Still I entreated her to allow me to remain; but she insisted upon my quitting her, not only for my own sake, but
lest I might run the risk of losing the important document she had given me.
While I was thus speaking to her as we moved slowly on through the crowded streets, another person came up, whom I at once recognised as the friar I had met on the previous day. He took no notice of me, however, but at once addressed himself to the lady. At first, with somewhat of a look of scorn, she desired him to depart; but after he had whispered a few words in her ear her manner changed, and as they walked along he continued addressing her. I guessed the purport of his conversation. Her countenance even brightened as he spoke. Now and then the priests with the other prisoners cast suspicious glances towards him; but he continued to walk on, speaking so low that no one else but the unhappy lady could hear him; and thus the band of prisoners arrived at Smithfield. Here they were saluted by the ribald shouts of the populace, who seemed to delight in hurling all sorts of abusive epithets on their heads. A’Dale wanted to remain, but I kept to my purpose. My chief interest was with the unhappy lady. I rejoiced, however, to see that her countenance was calm and unmoved; indeed, a serene joy seemed occasionally to play over it. I suspect, indeed, that some of those who stood by thought that the friar had brought her an offer of freedom, but it was not so; the only freedom she desired was to be liberated from this state of care and pain, and to mount upwards to be with her risen Lord. Onward marched the sad procession; but of all those I saw, none appeared to tremble or to desire to escape the dreadful fate awaiting them.
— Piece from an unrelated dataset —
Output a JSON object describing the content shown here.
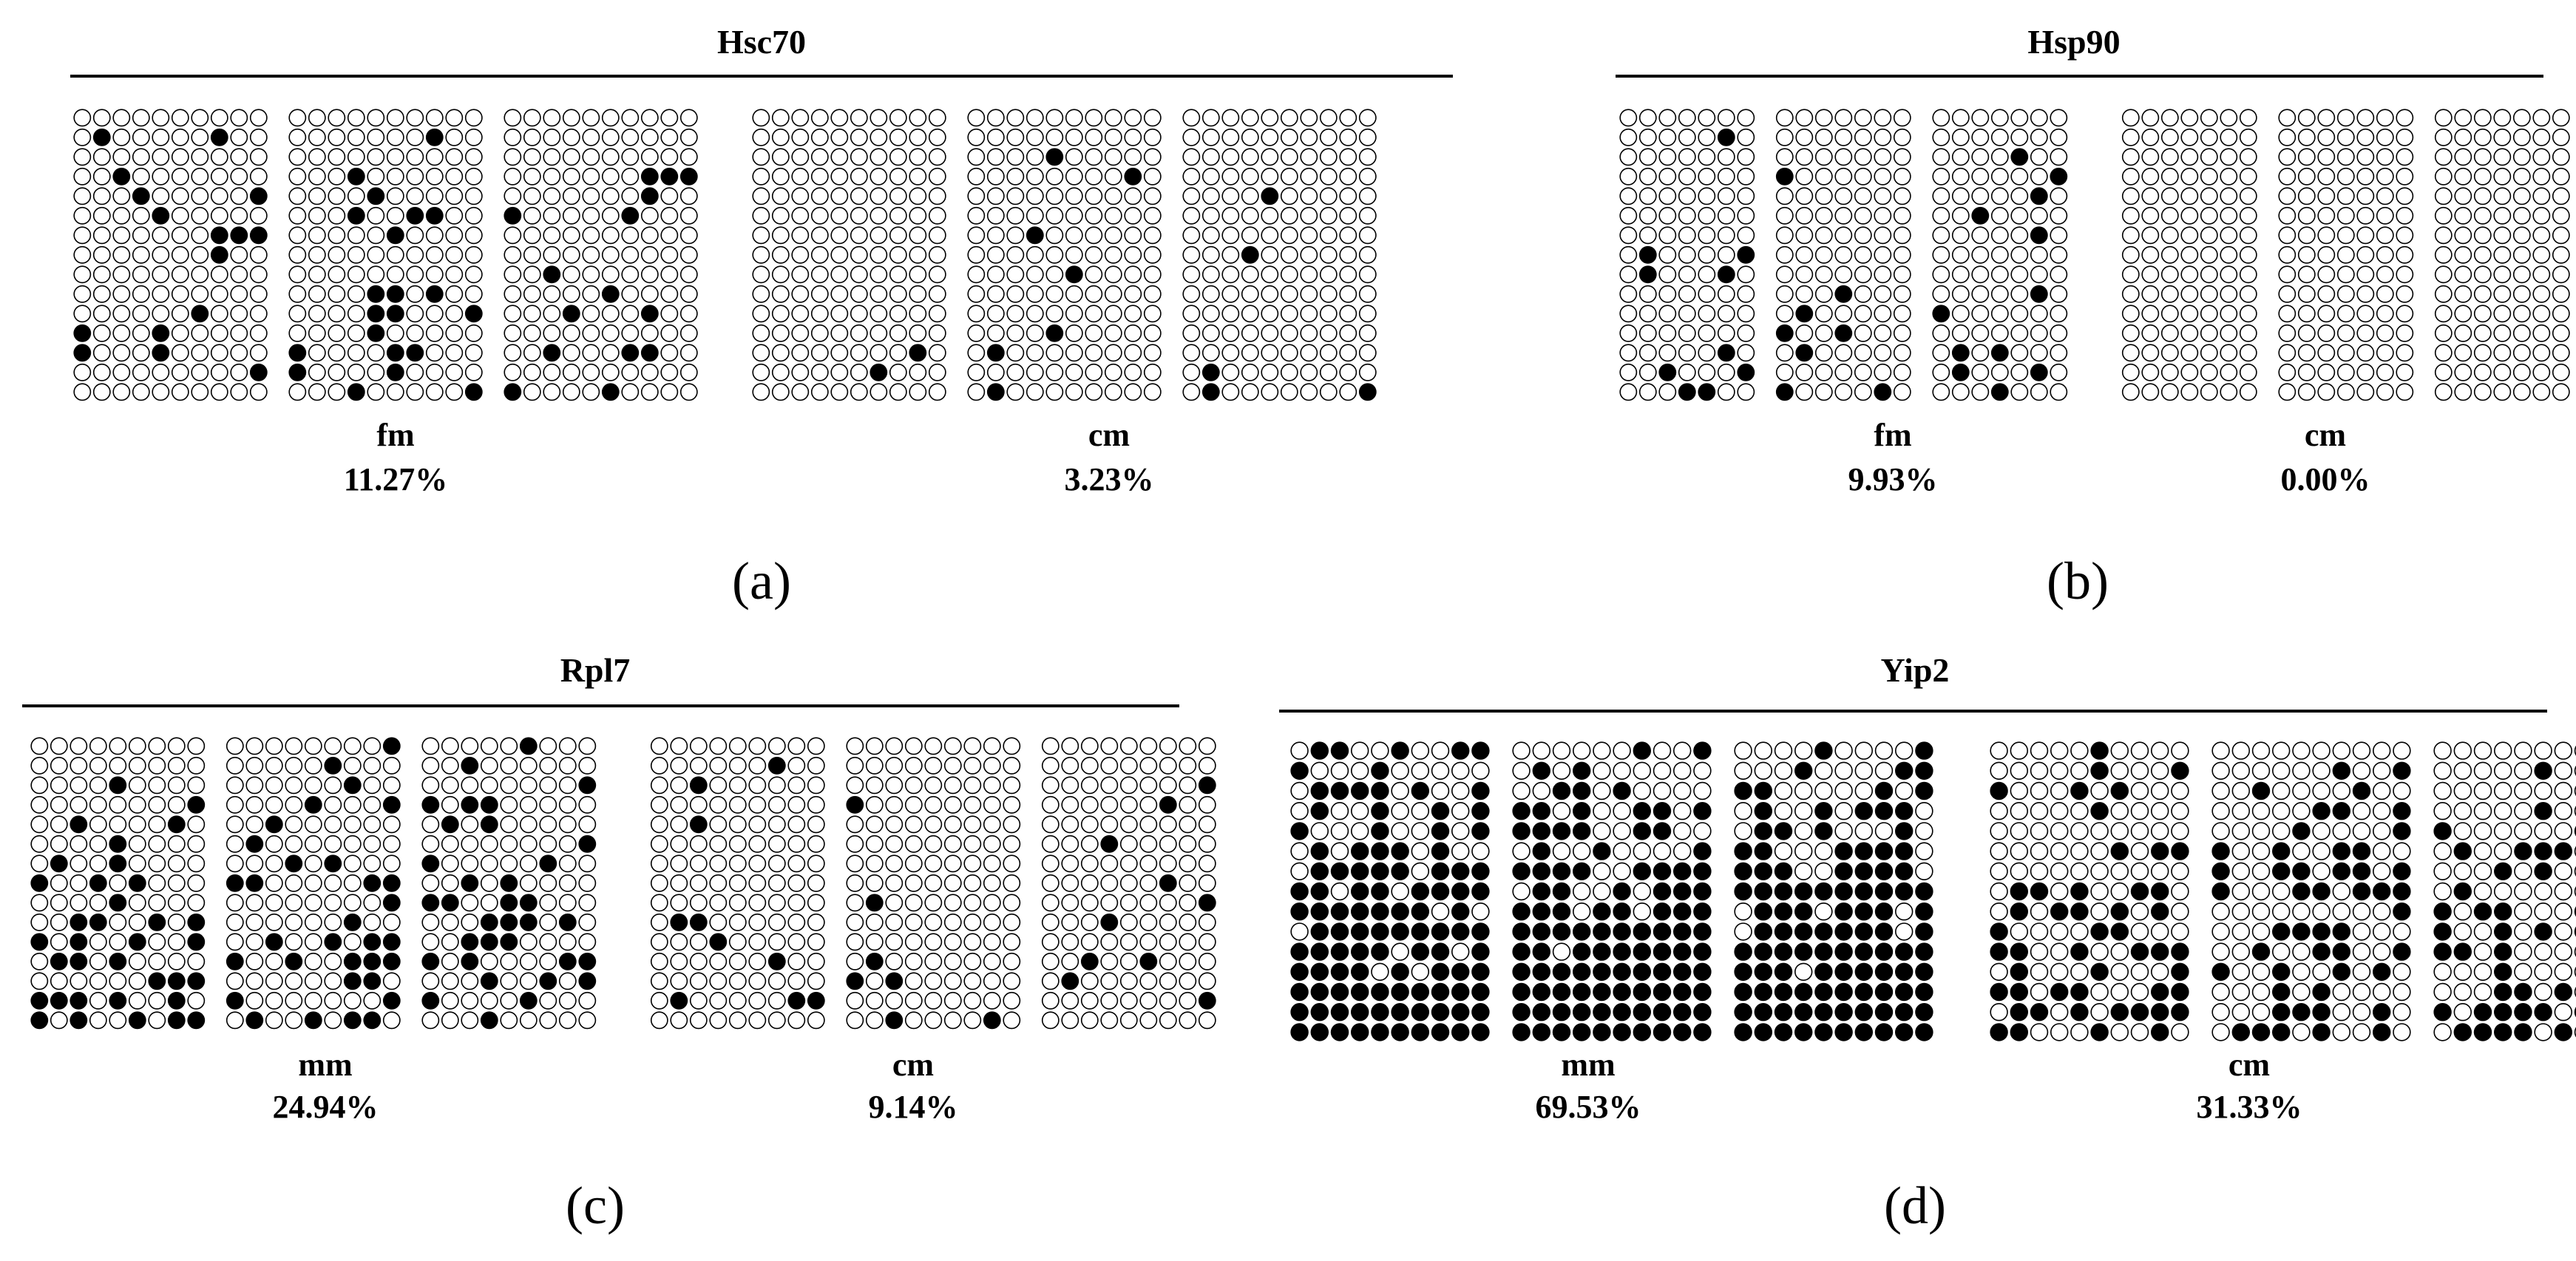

A’Dale, taking me by the arm, endeavoured to drag me into the front rank. “I want to judge how these people behave themselves at the stake,” he said. “You and I perhaps, Ernst, may one day have to go through the same, and it may be well to take a lesson, so as to know how to comport ourselves.”
I did not like his tone; it appeared more mocking than serious. It was not so, however. His heart was really as grieved as mine, but more indignant: such was his temper. Yet he really wished to see the burning.
“No, no,” I answered. “Spare me, A’Dale, I cannot. I would be ready, if called on, to burn, myself, but to see others suffer, willingly I cannot. That poor lady, too, with a young child and a husband loving her, thus to be separated from them. How glorious and firm must be her faith to support her under such a trial; or rather, I should say, how gracious is the Holy Spirit who gives her strength for her need! It is that which supports her.”
Still A’Dale would have me accompany him; and, though I was unwilling, he dragged me forward. I felt faint and sick and confused. The recollections of the past crowded on me with such force that they almost shut out, as it were, the scene before my eyes. I remember being in the midst of a vast crowd, and seeing on a high platform the sheriffs and a number of great officers in rich dresses, and below huge posts with chains secured to them, and a number of guards and priests below the platform, while other persons with their hands bound were in their midst, and rude rough men carrying faggots to and fro and piling them up near the posts; and then other persons were brought forward and secured to the posts, and more words were spoken, and priests seemed to be exhorting their prisoners, but none were released. And then the faggots were thrown round them, and the flames ascended, but no exclamation of fear burst from their breasts. I could gaze no more. Sick unto death, I uttered a cry and fled from the spot, scarcely knowing where I went.